Re: how to know the architecture ?
On Sat, Apr 09, 2005 at 12:09:53AM +0200, Rakotomandimby (R12y) Mihamina wrote:
> When I build a debian package, and I fill the dsc file:
The .dsc file should be created automatically by dpkg-buildpackage,
> How would I know the binary will run on all architectures or will only
> run on some?
Its specified in the filename, which is how you can know by looking at
> Because, for example, I have some x86 and sparc64 home, and there is an
> XFCE package both for x86 and for sparc. If I take a look at the
> source.list file, there is no mention of the arch.

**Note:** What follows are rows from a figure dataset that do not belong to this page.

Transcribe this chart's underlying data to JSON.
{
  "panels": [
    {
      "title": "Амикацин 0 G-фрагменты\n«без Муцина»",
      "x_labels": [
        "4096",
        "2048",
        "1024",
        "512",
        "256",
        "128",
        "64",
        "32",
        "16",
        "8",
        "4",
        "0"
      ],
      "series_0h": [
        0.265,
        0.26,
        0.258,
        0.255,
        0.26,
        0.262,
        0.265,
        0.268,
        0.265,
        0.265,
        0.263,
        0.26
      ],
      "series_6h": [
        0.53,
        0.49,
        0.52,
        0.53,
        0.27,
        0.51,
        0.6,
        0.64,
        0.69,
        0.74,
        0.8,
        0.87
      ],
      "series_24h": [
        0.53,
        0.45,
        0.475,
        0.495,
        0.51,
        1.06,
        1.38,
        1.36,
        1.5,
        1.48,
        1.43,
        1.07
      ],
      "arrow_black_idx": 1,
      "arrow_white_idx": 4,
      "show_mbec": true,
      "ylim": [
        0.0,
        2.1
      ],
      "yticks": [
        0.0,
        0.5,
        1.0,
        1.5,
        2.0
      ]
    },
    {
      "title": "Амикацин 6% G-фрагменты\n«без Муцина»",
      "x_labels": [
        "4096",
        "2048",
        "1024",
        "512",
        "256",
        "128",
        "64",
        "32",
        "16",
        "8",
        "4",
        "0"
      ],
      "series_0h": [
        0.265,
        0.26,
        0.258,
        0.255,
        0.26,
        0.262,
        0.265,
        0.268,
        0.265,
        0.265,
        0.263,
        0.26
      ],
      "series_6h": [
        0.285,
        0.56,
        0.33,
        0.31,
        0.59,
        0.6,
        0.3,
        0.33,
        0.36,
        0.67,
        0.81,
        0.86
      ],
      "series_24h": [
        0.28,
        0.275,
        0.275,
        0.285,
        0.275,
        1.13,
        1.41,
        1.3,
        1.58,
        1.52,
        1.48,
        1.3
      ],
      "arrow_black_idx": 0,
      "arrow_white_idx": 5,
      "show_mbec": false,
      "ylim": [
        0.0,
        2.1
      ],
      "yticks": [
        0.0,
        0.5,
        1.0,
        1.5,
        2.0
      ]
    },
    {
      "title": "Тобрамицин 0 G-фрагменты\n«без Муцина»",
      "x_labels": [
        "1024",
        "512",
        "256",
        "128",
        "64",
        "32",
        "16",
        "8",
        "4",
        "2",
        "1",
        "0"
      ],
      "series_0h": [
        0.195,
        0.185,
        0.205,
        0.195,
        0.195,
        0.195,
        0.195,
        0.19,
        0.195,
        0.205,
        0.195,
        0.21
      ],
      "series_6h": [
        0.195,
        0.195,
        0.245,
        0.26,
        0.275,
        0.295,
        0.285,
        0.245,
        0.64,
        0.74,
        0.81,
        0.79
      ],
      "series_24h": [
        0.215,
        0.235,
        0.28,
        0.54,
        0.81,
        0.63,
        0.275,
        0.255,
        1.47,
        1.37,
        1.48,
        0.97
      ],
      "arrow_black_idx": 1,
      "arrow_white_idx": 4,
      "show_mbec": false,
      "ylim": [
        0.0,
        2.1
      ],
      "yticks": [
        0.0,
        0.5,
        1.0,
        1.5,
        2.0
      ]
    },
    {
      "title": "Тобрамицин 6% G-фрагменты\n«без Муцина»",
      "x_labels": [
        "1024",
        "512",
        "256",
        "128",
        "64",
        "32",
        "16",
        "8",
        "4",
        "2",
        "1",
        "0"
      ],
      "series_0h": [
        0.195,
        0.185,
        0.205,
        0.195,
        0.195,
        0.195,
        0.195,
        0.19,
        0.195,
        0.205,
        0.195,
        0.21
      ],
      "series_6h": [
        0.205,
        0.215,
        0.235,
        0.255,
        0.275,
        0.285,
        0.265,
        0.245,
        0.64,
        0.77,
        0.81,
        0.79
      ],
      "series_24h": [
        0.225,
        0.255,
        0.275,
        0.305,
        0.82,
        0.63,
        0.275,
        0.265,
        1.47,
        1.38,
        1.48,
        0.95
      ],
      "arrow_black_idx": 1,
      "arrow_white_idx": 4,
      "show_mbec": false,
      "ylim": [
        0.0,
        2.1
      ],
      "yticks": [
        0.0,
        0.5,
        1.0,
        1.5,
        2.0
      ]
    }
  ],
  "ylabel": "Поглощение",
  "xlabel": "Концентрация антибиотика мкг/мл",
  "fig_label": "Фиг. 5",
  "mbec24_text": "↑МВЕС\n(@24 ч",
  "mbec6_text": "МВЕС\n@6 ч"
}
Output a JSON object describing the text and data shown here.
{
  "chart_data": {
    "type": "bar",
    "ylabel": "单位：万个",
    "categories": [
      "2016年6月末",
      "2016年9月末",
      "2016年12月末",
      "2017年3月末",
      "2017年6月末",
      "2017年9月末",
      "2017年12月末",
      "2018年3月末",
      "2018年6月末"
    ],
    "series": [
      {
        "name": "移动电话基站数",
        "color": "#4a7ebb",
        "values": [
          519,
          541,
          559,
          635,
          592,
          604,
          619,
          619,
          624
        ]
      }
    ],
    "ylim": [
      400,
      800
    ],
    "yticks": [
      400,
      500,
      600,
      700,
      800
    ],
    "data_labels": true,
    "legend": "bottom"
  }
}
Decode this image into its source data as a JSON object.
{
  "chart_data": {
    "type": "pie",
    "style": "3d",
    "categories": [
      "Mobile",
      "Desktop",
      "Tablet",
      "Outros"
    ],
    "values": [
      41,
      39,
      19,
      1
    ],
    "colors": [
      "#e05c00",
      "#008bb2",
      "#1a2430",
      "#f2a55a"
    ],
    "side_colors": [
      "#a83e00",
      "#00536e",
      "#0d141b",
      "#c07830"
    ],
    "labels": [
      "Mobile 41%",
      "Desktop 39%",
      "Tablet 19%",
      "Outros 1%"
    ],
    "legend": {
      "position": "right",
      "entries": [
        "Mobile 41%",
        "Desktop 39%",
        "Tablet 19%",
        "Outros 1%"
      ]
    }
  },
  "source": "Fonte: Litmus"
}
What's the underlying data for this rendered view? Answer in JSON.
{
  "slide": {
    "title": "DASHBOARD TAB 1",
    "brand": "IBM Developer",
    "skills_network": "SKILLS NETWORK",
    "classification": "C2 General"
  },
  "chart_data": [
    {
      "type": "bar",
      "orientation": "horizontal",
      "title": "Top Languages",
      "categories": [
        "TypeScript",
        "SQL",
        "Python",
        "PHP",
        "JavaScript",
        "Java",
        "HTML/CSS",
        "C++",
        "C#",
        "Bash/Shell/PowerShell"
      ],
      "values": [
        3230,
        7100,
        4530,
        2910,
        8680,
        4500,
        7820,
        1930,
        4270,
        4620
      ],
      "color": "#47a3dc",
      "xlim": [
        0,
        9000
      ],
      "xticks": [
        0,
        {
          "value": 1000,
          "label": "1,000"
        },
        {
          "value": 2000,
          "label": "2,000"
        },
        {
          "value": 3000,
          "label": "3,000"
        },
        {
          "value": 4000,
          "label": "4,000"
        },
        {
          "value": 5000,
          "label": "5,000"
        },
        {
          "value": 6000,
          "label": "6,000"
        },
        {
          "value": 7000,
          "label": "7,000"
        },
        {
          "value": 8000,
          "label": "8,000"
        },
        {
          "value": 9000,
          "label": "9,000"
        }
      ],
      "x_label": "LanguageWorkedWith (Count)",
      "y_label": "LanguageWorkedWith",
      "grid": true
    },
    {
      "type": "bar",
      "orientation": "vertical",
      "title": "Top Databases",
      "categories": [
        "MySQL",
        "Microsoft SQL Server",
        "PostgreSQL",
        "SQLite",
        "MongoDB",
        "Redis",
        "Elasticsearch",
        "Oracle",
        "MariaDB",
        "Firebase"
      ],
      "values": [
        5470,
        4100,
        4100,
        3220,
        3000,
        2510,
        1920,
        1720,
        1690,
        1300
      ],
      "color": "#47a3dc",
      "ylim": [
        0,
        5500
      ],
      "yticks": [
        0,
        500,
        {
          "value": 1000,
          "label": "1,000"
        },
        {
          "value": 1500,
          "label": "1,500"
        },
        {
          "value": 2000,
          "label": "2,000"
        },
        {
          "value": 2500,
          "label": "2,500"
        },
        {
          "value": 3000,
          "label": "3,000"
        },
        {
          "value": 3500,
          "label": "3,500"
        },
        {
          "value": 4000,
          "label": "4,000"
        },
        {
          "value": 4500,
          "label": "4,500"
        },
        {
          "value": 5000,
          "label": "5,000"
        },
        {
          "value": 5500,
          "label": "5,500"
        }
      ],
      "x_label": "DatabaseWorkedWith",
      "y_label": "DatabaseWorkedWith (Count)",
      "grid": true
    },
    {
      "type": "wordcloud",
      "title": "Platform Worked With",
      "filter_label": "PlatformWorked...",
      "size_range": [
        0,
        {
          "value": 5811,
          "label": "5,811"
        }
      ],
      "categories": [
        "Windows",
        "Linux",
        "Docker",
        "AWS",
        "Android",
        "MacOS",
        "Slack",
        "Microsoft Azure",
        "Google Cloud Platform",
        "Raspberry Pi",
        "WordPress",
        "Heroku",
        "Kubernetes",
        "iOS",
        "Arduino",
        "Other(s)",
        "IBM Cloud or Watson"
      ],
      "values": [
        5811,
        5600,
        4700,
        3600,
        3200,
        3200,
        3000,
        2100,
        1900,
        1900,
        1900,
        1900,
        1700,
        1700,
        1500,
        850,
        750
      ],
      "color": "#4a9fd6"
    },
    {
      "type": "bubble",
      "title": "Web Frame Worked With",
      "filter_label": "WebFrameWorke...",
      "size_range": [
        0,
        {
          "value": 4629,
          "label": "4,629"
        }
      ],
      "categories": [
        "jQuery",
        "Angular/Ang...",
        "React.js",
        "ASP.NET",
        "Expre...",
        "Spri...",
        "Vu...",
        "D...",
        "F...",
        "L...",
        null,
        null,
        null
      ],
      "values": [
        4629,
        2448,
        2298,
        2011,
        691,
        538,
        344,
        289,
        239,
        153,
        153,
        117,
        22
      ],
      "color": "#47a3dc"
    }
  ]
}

/etc/apt/sources.list determines the location for Packages.gz, which
is a list of binary packages (which are created from source packages
as given in a Sources file of similar format to Packages.gz).
> - Where does apt look for the architecture to download for?
dpkg (and apt, I guess) look at the Packages.gz file, which is for
binary packages, not sources. A given binary package (aka a .deb
file) is either for a specific architecture, or for every architecture
(arch all). If you try to install on a wrong architecture, dpkg will
barf (unless you --force-architecture).
> - How will I know, when I build a package, that the binary will be arch
> specific? (Because I need to correctly fill the "Architecture:" field in
> the dsc file!)
As above, you probably don't need to fill in that file. But
./debian/control specifies a single "Sources:" line and following
information about the source, and one or more "Package:" lines, which
determine information about the binary package. "Architecture:" is a
necessary field for each Package: line. The architecture on which a
package is built is written into a binary-package control file
(slightly different from the source control file ./debian/control).
Neither dpkg nor apt will look at the filename: dpkg -i foo_i386.deb
will work just fine on an alpha, except that the .deb internally will
say "Architecture: i386" which is what dpkg cares about.
> If I build it on a x86, and if I dont know, have I to suppose it's x86
> specific and wait for some others to compile it on some other arches to
> declare it "all arches" ?
"Arch: all" means "this binary package may be build on any architecture,
and the resulting .deb file will be valid for every architecture".
"Arch: any" means "this binary package may be built on any
architecture, and the resulting .deb will be valid only on that arch".